Le ragioni sono espresse qui di seguito:
Il rispetto del diritto universale alla salute e, quindi, il diritto di accesso al sistema sanitario nazionale per tutti i cittadini italiani indipendentemente dalla condizione di reddito; la discriminazione tra i cittadini italiani e dell’Unione Europea; la violazione degli obblighi internazionali a seguito della sottoscrizione tra Italia e Svizzera del trattato internazionale sulla nuova imposizione fiscale convertito in legge e l'introduzione della doppia imposizione fiscale in violazione dei principi contro le doppie imposizioni dei Paesi OCSE, malgrado con il trattato internazionale del 2020 si fossero definite, tra le altre, le misure volte ad evitare la doppia imposizione.
Il dibattito gira attorno alla definizione del contributo, «che a nostro avviso è una tassa - ha proseguito il sindacalista -. Si tratta di una decurtazione patrimoniale evidente e costante. La fattispecie integra una vera e propria imposta sul reddito che i frontalieri pagano già alla fonte. L'accordo internazionale tra Italia e Svizzera parla chiaro: i salari restano imponibili soltanto in Svizzera. Non è possibile dunque la doppia imposizione per i vecchi frontalieri. Per quel che riguarda il diritto alla salute, poi, i frontalieri contribuiscono indirettamente con i ristorni, partecipano alla fiscalità generale con il prelievo alla fonte».
«Un pasticcio, una violazione degli accordi, ma il Governo se ne infischia» - Un concetto ribadito anche da Pancrazio Raimondo (Uil): «Questa legge è un pasticcio introdotto surrettiziamente dopo l’accordo con la Svizzera. Rappresenta una violazione palese di questo principio. Il diritto alla sanità in Italia è un’opzione esercitata entro i primi tre mesi dall’assunzione e non può discriminare il frontaliere rispetto agli altri cittadini italiani. Introdurre una tassa per accedere alla sanità, perché di questo si tratta, è un provvedimento illegittimo e per questo ne chiediamo il ritiro». «L’ordinamento italiano - ha evidenziato Raimondo - dovrebbe essere costruito in coerenza con gli accordi internazionali e il diritto europeo. Evidentemente il nostro Governo se ne infischia».
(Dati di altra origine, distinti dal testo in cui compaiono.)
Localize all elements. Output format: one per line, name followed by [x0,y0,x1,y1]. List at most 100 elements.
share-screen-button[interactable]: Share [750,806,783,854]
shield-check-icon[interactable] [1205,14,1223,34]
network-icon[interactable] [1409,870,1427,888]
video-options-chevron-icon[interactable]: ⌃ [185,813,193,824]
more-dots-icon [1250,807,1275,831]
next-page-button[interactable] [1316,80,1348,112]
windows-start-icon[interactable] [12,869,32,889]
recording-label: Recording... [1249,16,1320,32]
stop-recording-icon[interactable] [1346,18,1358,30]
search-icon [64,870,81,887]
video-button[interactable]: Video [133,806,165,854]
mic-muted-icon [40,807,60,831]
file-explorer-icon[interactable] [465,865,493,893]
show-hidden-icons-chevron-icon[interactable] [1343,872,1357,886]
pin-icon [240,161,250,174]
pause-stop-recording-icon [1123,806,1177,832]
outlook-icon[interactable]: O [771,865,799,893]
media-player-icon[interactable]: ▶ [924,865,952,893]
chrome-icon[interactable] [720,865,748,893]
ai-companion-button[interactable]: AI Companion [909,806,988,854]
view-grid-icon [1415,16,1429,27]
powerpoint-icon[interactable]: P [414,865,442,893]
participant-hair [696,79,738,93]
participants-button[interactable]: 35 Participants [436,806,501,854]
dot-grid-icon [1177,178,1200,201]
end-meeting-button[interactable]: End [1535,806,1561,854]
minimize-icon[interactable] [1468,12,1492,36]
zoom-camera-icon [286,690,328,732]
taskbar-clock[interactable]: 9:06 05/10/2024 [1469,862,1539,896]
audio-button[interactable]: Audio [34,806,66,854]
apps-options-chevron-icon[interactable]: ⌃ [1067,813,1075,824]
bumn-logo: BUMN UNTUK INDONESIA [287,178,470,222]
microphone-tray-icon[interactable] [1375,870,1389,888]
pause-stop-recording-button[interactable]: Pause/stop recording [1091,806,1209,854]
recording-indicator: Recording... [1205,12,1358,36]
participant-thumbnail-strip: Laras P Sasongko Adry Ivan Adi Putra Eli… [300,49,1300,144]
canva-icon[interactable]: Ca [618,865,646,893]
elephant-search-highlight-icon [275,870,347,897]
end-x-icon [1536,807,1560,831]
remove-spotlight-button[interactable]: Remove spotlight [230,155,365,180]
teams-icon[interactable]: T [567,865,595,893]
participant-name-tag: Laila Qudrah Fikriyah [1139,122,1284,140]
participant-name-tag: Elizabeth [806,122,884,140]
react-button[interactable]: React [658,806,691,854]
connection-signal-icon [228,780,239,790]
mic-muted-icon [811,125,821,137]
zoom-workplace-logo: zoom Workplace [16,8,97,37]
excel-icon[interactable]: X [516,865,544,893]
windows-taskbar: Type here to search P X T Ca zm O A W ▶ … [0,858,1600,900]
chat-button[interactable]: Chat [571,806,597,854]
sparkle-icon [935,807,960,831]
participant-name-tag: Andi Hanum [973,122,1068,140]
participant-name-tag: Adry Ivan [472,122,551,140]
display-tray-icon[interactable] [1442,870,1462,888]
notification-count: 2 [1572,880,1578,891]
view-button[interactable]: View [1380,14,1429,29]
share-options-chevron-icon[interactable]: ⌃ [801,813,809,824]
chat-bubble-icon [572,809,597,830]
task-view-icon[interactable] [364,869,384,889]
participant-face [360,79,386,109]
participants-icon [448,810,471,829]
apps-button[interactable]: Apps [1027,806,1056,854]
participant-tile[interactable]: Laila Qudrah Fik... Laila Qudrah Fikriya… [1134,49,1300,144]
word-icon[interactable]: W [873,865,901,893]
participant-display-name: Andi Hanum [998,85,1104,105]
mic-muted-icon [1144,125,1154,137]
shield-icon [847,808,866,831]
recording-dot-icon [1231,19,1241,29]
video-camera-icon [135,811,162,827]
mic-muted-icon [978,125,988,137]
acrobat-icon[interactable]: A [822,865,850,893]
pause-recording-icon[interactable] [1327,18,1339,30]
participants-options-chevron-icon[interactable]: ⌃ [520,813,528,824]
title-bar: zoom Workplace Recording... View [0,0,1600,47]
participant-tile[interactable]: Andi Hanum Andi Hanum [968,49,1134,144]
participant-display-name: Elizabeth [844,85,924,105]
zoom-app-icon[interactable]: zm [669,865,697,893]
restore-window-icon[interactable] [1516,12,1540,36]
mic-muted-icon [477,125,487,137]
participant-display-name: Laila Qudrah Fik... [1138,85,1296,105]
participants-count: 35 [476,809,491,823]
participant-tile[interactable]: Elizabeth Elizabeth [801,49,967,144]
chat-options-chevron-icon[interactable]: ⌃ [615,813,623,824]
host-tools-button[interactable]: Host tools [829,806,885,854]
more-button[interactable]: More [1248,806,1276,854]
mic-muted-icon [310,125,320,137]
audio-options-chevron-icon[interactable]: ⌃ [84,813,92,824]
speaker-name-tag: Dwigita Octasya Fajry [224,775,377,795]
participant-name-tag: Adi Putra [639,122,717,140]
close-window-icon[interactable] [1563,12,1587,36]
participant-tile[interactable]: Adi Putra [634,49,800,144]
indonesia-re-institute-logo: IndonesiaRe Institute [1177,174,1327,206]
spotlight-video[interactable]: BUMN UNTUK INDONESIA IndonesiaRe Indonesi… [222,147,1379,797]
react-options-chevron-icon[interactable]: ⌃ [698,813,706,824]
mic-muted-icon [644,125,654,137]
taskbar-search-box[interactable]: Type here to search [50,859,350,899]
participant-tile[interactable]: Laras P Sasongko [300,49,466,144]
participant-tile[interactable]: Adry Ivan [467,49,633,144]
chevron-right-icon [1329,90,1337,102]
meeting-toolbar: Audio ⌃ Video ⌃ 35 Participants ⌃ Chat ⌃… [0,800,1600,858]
«Come faranno ad applicare la norma?» - Anche per Marco Contessa (Cisl) la norma è da rivedere. «È stata scritta in maniera improvvida e frettolosa, introdotta come emendamento alla legge finanziaria con un obiettivo: più soldi a medici e infermieri per evitarne la fuga, ma senza avere chiaro il contesto entro la quale andava costituita e senza averne chiara l’applicabilità».
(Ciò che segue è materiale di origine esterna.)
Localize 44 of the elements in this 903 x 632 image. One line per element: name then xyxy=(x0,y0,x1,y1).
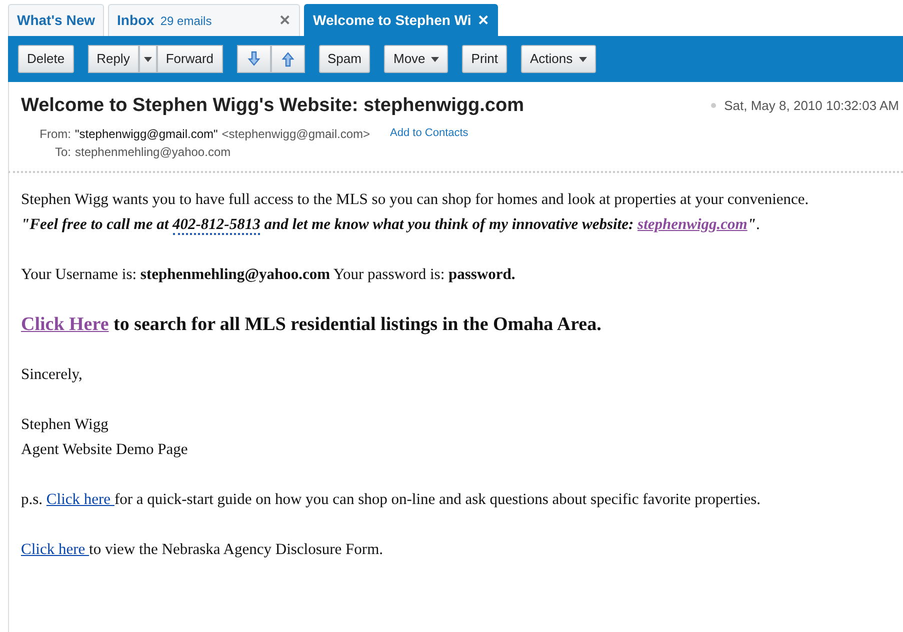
message-subject: Welcome to Stephen Wigg's Website: stephenwigg.com xyxy=(21,94,524,118)
to-label: To: xyxy=(54,144,71,160)
paragraph: Your Username is: stephenmehling@yahoo.com Your password is: password. xyxy=(21,264,516,284)
email-count: 29 emails xyxy=(160,12,212,30)
dropdown-button[interactable] xyxy=(138,45,157,73)
phone-link[interactable]: 402-812-5813 xyxy=(172,216,260,234)
add-to-contacts-link[interactable]: Add to Contacts xyxy=(390,124,468,142)
paragraph: Sincerely, xyxy=(21,364,84,384)
tab[interactable]: Inbox 29 emails ✕ xyxy=(108,4,300,36)
paragraph: Stephen Wigg xyxy=(21,414,110,434)
toolbar-button[interactable] xyxy=(270,45,305,73)
paragraph: "Feel free to call me at 402-812-5813 and let me know what you think of my innovative website: stephenwigg.com". xyxy=(21,214,761,236)
message-date: Sat, May 8, 2010 10:32:03 AM xyxy=(724,97,899,115)
menu-button[interactable]: Actions xyxy=(521,45,596,73)
link[interactable]: Click here xyxy=(46,490,114,508)
menu-button[interactable]: Move xyxy=(384,45,448,73)
caret-icon xyxy=(144,56,152,62)
caret-icon xyxy=(578,56,587,62)
toolbar-button[interactable]: Delete xyxy=(18,45,74,73)
paragraph: Agent Website Demo Page xyxy=(21,440,189,460)
arrow-down-icon xyxy=(246,51,262,67)
link[interactable]: Click Here xyxy=(21,314,109,334)
link[interactable]: Click here xyxy=(21,540,90,558)
toolbar-button[interactable] xyxy=(236,45,271,73)
close-icon[interactable]: ✕ xyxy=(279,10,292,31)
toolbar-button[interactable]: Print xyxy=(462,45,508,73)
caret-icon xyxy=(431,56,440,62)
toolbar-button[interactable]: Spam xyxy=(318,45,370,73)
paragraph: p.s. Click here for a quick-start guide on how you can shop on-line and ask questions about specific favorite properties. xyxy=(21,490,762,510)
sender-address: <stephenwigg@gmail.com> xyxy=(222,126,370,142)
toolbar-button[interactable]: Reply xyxy=(88,45,139,73)
paragraph: Click here to view the Nebraska Agency Disclosure Form. xyxy=(21,540,384,560)
from-label: From: xyxy=(38,126,71,142)
paragraph: Click Here to search for all MLS residential listings in the Omaha Area. xyxy=(21,312,602,336)
link[interactable]: stephenwigg.com xyxy=(638,216,748,232)
toolbar-button[interactable]: Forward xyxy=(156,45,223,73)
status-dot xyxy=(711,103,716,108)
tab[interactable]: Welcome to Stephen Wi ✕ xyxy=(304,4,498,36)
tab[interactable]: What's New xyxy=(8,4,104,36)
recipient-address: stephenmehling@yahoo.com xyxy=(75,144,231,160)
paragraph: Stephen Wigg wants you to have full access to the MLS so you can shop for homes and look at properties at your convenience. xyxy=(21,190,810,210)
arrow-up-icon xyxy=(280,51,296,67)
sender-name: "stephenwigg@gmail.com" xyxy=(75,126,218,142)
close-icon[interactable]: ✕ xyxy=(477,10,490,31)
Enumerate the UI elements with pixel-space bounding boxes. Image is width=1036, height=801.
Non mancano infatti i dubbi proprio riguardo l'applicabilità: «Come farà l’amministrazione pubblica a conoscere l’identità dei frontalieri e il reddito netto? Chi lo certificherà e quale sarà la percentuale pretesa? Il 3 o il 6%. Inizialmente parlavano di cifre tra i 30 e i 200 euro al mese. Poi hanno dichiarato una media di 130 euro mensili, ma il problema resta la legittimità del prelievo. Che poi, non è nemmeno chiaro chi saranno i beneficiari. E non si rischia, anche in questo caso, di generare discriminazioni? Perché ad alcuni l'aumento e ad altri no?».